They set to again fresh as eagles. At six o'clock accounts were so complicated that they stopped to make up their books. Each played with his memoranda and pencil at his side. Nothing fatal had yet happened. The Duke owed Lord Dice about five thousand pounds, and Temple Grace owed him as many hundreds. Lord Castlefort also was his debtor to the tune of seven hundred and fifty, and the Baron was in his books, but slightly. Every half-hour they had a new pack of cards, and threw the used one on the floor. All this time Tom Cogit did nothing but snuff the candles, stir the fire, bring them a new pack, and occasionally make a tumbler for them. At eight o'clock the Duke's situation was worsened. The run was greatly against him, and perhaps his losses were doubled. He pulled up again the next hour or two; but nevertheless, at ten o'clock, owed everyone something. No one offered to give over; and everyone, perhaps, felt that his object was not obtained. They made their toilets and went down-stairs to breakfast. In the meantime the shutters were opened, the room aired, and in less than an hour they were at it again.
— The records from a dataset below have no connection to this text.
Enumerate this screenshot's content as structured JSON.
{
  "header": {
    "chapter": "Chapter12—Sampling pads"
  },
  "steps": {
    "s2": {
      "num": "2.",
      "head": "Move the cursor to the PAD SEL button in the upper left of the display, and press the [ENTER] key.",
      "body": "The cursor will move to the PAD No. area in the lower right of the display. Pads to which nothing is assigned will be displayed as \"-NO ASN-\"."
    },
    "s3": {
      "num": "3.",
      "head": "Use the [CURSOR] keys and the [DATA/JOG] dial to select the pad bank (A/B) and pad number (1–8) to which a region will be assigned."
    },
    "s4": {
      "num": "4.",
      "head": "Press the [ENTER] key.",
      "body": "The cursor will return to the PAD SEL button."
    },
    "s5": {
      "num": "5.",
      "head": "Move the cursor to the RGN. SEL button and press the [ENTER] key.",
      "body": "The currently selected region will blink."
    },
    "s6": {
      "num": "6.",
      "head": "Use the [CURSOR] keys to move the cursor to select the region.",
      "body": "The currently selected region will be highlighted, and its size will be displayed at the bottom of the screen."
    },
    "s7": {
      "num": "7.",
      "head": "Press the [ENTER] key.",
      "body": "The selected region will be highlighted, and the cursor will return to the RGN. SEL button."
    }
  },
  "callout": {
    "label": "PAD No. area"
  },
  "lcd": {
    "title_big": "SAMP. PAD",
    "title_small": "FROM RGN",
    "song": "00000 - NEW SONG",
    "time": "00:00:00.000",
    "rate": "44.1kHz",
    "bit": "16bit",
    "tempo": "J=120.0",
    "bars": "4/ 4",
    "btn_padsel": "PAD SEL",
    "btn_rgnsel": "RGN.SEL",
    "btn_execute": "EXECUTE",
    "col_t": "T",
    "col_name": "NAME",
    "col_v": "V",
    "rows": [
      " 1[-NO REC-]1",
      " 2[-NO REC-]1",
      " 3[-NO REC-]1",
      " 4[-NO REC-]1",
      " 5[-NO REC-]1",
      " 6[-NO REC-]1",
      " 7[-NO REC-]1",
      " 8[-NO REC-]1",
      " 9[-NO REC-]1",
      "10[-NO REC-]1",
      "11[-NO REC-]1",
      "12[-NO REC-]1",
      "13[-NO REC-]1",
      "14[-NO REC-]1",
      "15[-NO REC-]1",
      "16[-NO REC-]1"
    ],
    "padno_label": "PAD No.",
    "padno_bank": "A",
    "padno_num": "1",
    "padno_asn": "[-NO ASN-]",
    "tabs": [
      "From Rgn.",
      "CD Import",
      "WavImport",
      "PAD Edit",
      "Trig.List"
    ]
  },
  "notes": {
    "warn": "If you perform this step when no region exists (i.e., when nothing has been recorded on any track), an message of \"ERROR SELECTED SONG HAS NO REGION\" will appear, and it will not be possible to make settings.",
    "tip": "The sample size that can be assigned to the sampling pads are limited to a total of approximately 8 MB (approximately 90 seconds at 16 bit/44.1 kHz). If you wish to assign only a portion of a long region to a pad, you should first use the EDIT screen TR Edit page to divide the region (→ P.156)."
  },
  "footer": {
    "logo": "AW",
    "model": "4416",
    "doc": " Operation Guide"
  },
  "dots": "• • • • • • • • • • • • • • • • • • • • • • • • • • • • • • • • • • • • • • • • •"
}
They played till dinner-time without intermission; and though the Duke made some desperate efforts, and some successful ones, his losses were, nevertheless, trebled. Yet he ate an excellent dinner and was not at all depressed; because the more he lost, the more his courage and his resources seemed to expand. At first he had limited himself to ten thousand; after breakfast it was to have been twenty thousand; then thirty thousand was the ultimatum; and now he dismissed all thoughts of limits from his mind, and was determined to risk or gain everything.

At midnight, he had lost forty-eight thousand pounds. Affairs now began to be serious. His supper was not so hearty. While the rest were eating, he walked about the room, and began to limit his ambition to recovery, and not to gain. When you play to win back, the fun is over: there is nothing to recompense you for your bodily tortures and your degraded feelings; and the very best result that can happen, while it has no charms, seems to your cowed mind impossible.



On they played, and the Duke lost more. His mind was jaded. He floundered, he made desperate efforts, but plunged deeper in the slough. Feeling that, to regain his ground, each card must tell, he acted on each as if it must win, and the consequences of this insanity (for a gamester at such a crisis is really insane) were, that his losses were prodigious.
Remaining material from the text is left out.